Das heißt, Sie sind zufrieden mit dem aktuellen Politikpersonal?

Das weiß ich gar nicht so genau. Ich will nur nicht alle abwertend beurteilen im Sinne von: Der oder die sieht aus wie eine Schweinefresse. Der Ansatz müsste ein ganz anderer sein, nämlich das Bewusstsein, dass wir alle die Demokratie sind. Und dieses „wir“ und „die da“ ist eine Riesennummer an Faulheit. Das gibt es nur, wenn wir es so sehen wollen. Die eigentliche und banale Frage lautet doch: Welche Programme vertreten Politiker?

Das wüssten wir alle doch sehr gerne.

Und was machen wir, um es zu erfahren? Die große Krux ist ja, dass es nicht nur an den kommunikativen Einbahnstraßen der Politik liegt, sondern auch an den Bürgern, die sich diese Information nicht abholen. Da müsste man schon im Schulunterricht ansetzen.

Damit ließe sich die Inszenierungsmaschine stoppen?

Ja, ich glaube schon. Man muss dies den Politikern abverlangen. Dann wird auch den Parteien klar, dass sie auf den Bürger zugehen und ihm wirklich erklären müssen, was Reformen wie Hartz IV genau bedeuten.

Wie erklären Sie sich, dass Sie Simonis abends anders erlebt haben?

Weil sie weiß, dass man in der Öffentlichkeit schnell in übersichtlichen Sätzen sprechen muss, damit viele Leute eine klare Aussage bekommen. Man opfert das Differenzierte. Die Bürger haben aber auch nicht den Nerv auf Komplexität. Aber eigentlich müssten ja die besten Politiker an der Macht sein, nicht die telegensten.

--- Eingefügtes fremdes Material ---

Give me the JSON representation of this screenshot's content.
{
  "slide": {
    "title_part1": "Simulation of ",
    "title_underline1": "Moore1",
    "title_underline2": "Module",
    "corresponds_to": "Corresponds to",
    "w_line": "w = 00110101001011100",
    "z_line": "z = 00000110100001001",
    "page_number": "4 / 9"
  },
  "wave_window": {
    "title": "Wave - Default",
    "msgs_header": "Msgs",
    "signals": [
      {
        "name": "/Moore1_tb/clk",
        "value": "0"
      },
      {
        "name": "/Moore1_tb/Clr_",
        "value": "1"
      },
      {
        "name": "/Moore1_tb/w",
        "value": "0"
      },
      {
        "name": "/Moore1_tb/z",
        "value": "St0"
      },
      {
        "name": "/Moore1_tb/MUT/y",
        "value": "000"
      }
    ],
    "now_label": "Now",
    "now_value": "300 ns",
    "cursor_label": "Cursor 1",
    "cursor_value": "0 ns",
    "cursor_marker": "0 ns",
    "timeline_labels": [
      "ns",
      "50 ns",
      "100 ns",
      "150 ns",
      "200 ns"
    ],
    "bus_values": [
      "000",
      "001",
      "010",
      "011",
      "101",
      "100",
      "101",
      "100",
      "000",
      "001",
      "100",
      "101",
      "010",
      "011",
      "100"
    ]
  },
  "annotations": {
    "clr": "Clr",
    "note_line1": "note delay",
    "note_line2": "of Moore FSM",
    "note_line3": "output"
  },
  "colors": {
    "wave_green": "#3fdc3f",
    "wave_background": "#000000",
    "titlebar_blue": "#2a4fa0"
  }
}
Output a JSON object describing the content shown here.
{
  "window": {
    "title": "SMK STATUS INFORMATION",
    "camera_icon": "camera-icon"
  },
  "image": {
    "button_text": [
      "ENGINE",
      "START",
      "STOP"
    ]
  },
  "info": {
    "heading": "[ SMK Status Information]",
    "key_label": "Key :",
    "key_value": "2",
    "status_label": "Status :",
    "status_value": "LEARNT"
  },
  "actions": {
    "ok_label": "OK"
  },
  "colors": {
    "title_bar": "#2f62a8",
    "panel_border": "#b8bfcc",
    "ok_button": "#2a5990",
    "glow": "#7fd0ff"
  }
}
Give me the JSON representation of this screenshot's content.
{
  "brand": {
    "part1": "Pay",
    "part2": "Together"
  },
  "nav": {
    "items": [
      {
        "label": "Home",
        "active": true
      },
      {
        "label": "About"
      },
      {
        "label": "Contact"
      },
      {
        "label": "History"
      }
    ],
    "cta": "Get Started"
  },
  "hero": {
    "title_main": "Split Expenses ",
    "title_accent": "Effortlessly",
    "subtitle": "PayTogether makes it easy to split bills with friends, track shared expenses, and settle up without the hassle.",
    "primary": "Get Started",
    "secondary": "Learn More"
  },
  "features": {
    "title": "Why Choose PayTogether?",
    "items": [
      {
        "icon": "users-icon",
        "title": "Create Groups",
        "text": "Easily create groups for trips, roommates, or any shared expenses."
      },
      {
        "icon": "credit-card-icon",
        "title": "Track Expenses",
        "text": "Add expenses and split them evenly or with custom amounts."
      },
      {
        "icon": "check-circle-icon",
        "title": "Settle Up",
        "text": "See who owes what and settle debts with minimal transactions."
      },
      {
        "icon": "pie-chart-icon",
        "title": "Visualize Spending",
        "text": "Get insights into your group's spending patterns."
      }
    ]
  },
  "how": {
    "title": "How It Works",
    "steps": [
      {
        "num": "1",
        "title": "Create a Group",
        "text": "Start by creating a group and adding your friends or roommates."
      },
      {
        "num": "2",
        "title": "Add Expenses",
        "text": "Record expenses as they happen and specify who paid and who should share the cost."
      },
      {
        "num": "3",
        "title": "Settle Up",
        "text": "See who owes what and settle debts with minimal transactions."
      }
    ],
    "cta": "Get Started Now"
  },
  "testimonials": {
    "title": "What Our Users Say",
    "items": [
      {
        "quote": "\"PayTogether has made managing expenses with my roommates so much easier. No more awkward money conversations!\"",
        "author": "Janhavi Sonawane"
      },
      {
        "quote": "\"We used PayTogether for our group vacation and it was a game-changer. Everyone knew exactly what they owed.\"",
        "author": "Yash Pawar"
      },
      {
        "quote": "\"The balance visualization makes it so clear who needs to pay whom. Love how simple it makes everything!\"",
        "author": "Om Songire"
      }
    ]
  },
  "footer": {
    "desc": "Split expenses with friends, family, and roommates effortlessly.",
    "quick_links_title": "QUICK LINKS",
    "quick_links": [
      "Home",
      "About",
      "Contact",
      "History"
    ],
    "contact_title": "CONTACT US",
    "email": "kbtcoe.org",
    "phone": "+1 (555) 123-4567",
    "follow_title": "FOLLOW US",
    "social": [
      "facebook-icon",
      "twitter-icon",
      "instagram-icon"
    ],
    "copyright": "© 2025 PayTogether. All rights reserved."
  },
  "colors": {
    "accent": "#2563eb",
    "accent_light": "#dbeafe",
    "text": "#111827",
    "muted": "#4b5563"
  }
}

Typen wie Kanzler Gerhard Schröder?

Bei ihm fällt mir auf – ich bin ja beim Filmfestival in Saarbrücken auch Oskar Lafontaine im Kino begegnet …

Was macht der eigentlich?

Der ist im Gedränge gesichtet worden, wie die Boulevardpresse so schön formuliert. Er war sehr lustig und fröhlich. Ich glaube, er verdient sein Geld mit Vorträgen und seinen Büchern.

Im Gegensatz zu Schröder.

Ja, darauf wollte ich hinaus. Er erstaunt mich, weil er irrsinnig schwierige Zeiten hinter sich hat – und vor sich. Alles lief falsch, er war der schlechteste Kanzler nach 1945, so schrieb man. Und dann stehen zu bleiben und nicht verkniffen zu wirken – Respekt!

Handelt es sich da nicht um ein Aussitzen à la Helmut Kohl?

Bei Kohl war das anders, er war sehr ablesbar. Am Schluss war er nur noch berauscht von seiner Wirkung und hat mit spitzem Mündchen versucht, sich nicht anmerken zu lassen, wie er den Mantel der Geschichte schon in den Händen hält. Schröder hat, so scheint es, eine konstante Befindlichkeit und das, was man Charisma nennt. Aber da beschreibe ich auch nur eine Wirkung.

Zeit für eine Kanzlerin?

Oh ja, das kann ich mir schon sehr gut vorstellen. Ob nun Angela Merkel …? Hm.